Cui Dongshu, secretary general of the China Passenger Car Association, told the Global Times that the resumption of work at large auto producers in Hubei has been a major driver of the broader automobile manufacturing industry which is contributing to the recovery of the local economy.
"Auto-making is a pillar industry in Hubei Province. Given the long industrial chain of a car ranging from steel, parts and interior decoration, its industrial value is massive. The auto industry is worth up to 400 billion ($56.6 billion) yuan annually to the Hubei economy," Cui said.
One of the first companies in Hubei allowed to open in late March, Dongfeng Honda has seen an uptick in orders with the company's three factories running at full production capacity, 50.1 seconds for each new car, according to a report by China News on Friday.
At present, daily car production is 3,000 units, and the production schedule for orders is full until the end of April, the report said.

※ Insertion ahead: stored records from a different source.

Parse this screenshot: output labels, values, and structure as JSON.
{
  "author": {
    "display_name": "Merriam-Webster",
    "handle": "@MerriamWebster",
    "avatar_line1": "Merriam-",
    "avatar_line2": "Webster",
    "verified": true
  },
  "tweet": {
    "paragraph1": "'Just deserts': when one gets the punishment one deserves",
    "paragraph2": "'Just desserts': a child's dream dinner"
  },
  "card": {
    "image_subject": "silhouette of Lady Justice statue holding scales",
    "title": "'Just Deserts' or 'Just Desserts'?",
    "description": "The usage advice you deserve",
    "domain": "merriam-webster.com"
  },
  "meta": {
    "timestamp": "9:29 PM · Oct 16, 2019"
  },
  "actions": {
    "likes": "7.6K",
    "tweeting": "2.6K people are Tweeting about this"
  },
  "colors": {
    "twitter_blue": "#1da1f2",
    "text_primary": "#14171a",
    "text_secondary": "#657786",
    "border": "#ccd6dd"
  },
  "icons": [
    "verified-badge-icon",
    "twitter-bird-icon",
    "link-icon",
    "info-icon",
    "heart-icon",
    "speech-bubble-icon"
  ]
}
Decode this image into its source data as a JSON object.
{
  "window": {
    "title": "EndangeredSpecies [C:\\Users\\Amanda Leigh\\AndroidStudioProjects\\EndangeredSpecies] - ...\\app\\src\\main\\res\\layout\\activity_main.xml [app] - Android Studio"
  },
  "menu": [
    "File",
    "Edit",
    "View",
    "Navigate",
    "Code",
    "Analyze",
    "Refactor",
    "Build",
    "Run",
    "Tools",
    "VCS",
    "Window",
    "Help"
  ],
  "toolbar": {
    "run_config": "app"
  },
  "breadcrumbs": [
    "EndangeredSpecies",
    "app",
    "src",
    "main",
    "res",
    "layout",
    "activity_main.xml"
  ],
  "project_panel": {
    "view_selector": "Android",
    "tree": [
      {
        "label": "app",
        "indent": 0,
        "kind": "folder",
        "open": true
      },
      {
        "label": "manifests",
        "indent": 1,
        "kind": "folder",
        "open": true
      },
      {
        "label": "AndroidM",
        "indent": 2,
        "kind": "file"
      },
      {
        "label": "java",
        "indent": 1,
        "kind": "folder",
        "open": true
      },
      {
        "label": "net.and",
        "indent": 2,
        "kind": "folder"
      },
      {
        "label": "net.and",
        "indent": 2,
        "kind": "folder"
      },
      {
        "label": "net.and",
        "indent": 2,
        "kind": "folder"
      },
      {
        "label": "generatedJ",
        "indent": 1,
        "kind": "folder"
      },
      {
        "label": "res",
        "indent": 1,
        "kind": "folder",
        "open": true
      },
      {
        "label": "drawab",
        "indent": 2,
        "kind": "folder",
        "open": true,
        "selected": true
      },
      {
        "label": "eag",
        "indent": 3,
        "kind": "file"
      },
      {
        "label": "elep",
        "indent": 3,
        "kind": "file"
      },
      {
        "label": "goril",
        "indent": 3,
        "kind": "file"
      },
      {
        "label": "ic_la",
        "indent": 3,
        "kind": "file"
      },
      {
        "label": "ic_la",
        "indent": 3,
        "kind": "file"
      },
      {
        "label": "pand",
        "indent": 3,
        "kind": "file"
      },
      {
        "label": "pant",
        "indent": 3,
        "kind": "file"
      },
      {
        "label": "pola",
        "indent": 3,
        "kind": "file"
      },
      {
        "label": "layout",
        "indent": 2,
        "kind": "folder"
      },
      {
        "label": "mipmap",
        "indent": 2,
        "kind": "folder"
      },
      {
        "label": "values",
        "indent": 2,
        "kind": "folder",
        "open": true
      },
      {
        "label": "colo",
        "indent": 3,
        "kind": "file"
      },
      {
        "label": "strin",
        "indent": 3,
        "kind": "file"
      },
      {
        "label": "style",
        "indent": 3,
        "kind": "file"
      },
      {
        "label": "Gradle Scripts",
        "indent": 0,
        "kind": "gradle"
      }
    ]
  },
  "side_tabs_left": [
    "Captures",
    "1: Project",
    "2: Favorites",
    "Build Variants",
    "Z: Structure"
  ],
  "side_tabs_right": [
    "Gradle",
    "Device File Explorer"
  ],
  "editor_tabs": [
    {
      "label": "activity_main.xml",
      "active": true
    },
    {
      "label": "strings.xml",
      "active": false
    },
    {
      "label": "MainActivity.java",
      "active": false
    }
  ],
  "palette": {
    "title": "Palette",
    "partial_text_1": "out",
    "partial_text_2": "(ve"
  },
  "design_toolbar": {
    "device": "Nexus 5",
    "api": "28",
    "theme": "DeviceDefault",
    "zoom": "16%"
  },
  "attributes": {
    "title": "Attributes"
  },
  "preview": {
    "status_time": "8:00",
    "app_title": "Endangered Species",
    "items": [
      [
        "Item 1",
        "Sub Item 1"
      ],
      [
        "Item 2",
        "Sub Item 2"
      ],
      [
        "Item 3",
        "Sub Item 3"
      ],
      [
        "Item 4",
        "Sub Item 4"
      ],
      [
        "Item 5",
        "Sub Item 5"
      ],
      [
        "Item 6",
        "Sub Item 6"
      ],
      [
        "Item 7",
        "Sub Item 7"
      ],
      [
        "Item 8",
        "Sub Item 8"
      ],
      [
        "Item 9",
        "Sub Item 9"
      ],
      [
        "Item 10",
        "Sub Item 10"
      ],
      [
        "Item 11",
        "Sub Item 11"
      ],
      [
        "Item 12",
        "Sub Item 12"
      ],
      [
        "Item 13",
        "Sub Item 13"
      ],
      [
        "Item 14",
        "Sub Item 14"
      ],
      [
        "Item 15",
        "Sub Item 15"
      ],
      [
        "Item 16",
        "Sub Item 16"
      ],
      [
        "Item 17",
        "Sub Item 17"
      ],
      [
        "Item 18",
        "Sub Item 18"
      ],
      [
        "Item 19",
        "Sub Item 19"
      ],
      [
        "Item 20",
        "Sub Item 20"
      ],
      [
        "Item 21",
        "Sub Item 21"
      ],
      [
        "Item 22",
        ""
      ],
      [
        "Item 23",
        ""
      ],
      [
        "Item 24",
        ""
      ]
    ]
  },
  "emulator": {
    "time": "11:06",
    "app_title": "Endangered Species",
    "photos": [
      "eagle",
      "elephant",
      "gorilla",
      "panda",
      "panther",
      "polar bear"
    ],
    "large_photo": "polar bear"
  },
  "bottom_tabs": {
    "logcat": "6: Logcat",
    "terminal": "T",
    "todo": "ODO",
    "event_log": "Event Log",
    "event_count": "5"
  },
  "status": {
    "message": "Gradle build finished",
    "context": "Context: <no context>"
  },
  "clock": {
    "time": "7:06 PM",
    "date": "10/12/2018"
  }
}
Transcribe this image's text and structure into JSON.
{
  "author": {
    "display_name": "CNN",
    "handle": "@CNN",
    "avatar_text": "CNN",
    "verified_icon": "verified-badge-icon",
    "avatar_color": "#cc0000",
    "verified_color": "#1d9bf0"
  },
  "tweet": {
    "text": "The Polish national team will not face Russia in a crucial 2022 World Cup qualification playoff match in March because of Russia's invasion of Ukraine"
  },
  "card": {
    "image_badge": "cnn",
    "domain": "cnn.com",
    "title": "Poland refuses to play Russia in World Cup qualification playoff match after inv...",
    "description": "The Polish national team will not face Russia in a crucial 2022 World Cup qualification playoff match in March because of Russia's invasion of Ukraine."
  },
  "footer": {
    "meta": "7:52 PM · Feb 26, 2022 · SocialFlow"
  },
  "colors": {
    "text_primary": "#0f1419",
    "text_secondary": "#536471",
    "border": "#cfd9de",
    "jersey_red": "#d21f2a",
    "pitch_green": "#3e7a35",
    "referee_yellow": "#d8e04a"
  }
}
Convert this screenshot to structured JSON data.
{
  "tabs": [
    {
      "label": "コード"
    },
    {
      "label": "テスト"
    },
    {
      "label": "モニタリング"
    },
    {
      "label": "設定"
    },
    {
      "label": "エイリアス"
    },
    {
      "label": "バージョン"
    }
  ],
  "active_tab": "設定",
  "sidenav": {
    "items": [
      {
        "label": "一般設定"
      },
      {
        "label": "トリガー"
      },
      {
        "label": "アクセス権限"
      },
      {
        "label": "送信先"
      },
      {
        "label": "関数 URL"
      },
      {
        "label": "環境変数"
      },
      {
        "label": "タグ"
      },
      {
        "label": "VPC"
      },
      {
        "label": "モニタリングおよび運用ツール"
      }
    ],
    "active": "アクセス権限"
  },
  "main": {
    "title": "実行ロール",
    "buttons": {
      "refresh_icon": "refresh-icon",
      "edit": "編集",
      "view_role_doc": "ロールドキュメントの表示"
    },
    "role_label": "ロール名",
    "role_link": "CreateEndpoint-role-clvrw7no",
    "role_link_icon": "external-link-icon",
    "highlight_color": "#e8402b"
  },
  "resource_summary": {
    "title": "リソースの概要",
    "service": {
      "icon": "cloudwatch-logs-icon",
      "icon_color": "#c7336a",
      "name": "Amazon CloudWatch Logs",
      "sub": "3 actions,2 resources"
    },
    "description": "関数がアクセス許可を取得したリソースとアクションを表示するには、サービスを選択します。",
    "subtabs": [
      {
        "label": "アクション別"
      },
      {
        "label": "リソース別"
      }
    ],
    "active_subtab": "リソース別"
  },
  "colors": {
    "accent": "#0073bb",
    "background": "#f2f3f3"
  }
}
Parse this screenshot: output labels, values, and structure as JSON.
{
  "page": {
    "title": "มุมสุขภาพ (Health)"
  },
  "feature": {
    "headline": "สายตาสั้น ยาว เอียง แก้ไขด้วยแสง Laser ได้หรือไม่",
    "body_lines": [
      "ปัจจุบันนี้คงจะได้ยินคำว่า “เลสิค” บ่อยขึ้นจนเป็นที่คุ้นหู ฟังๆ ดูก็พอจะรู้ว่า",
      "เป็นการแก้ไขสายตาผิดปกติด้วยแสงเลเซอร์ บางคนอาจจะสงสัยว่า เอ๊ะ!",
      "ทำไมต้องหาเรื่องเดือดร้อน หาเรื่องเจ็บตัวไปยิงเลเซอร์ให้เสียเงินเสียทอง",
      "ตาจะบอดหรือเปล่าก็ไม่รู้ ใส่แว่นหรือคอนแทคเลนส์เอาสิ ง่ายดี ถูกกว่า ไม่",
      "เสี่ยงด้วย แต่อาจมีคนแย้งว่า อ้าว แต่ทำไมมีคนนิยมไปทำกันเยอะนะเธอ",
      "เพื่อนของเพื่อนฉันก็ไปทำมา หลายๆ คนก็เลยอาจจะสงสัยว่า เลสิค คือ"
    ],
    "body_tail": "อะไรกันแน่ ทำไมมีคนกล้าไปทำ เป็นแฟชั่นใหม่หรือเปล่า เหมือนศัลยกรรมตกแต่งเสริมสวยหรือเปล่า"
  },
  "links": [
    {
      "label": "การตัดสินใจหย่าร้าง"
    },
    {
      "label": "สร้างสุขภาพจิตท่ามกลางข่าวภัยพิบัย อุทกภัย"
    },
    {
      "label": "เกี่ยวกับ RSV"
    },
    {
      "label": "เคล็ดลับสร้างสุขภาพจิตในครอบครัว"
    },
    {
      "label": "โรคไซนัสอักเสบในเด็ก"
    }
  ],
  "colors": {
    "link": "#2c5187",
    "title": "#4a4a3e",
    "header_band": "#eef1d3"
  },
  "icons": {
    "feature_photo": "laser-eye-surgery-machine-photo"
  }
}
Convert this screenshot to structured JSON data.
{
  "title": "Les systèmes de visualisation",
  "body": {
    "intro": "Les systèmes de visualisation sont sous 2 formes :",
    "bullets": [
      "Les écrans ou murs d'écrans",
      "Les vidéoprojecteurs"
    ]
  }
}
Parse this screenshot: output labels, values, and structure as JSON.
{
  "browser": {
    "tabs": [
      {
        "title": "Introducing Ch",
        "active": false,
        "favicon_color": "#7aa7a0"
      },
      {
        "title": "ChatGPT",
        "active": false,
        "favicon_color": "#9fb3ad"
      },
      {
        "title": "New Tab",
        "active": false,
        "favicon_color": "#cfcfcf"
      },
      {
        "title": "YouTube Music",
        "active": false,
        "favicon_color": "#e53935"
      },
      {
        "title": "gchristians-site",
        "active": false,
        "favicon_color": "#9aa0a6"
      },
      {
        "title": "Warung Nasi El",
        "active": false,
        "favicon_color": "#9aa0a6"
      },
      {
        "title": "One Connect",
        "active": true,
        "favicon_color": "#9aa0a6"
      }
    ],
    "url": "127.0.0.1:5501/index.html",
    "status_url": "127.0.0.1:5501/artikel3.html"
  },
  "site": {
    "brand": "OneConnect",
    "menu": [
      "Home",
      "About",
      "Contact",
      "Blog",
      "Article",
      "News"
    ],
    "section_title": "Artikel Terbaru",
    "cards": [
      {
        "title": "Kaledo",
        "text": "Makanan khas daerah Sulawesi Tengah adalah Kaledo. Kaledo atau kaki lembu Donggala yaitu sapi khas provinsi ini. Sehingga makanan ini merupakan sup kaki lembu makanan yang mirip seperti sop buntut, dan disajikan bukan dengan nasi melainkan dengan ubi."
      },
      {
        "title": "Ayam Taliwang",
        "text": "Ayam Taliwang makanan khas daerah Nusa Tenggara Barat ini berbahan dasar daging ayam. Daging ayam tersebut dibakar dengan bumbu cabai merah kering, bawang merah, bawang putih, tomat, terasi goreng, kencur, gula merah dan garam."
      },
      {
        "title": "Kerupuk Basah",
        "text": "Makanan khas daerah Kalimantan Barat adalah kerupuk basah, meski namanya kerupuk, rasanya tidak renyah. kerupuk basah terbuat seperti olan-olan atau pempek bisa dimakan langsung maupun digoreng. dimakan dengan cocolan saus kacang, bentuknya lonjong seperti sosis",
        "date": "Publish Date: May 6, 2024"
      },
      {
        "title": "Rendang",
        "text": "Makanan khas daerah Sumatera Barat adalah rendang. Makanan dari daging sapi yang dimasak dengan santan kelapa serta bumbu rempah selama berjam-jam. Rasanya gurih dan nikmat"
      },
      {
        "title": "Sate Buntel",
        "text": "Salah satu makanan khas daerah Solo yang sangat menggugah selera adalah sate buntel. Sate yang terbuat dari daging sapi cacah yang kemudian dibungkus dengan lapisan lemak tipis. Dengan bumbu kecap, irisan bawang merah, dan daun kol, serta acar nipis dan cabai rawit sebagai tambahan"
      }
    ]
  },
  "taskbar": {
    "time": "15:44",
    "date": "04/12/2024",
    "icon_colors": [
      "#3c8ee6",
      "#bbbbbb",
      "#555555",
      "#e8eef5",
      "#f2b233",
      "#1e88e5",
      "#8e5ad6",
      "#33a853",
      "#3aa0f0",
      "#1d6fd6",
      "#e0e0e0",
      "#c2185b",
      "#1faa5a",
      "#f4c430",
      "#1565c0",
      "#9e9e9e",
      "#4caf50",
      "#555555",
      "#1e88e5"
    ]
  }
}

The production and sales of automobiles in March reached 1.42 million and 1.43 million respectively, showing different degrees of year-on-year decline, but the growth rate in March reached 399.2 percent and 361.1 percent, respectively, compared with February, according to a reported issued by the China Association of Automobile Manufacturers on April 10.
Xu Kemin, director of the industrial policy and regulation department of the
Ministry of Industry and Information Technology, told a press briefing on Thursday that China's manufacturing industry has made progress in restarting production.
"As of April 14, the average operating rate of industrial enterprises above the designated size reached 99 percent," Xu said. The designated size refers to companies with an annual revenue of at least 20 million yuan.
However, due to the rapid spread of the pandemic overseas, the resumption of manufacturing production is being stymied by problems, including the lack of domestic and international demand.
To tackle the shrinking demand, the Global Times learned that Dongfeng Honda are using online social platforms such as TikTok in a bid to stimulate sales and make up for the over 70 days of production hiatus.
Cui said that he is not worried too much about consumption as big carmakers like Dongfeng Honda has a reputation for making quality products and as long as they resumed production there will be market demands.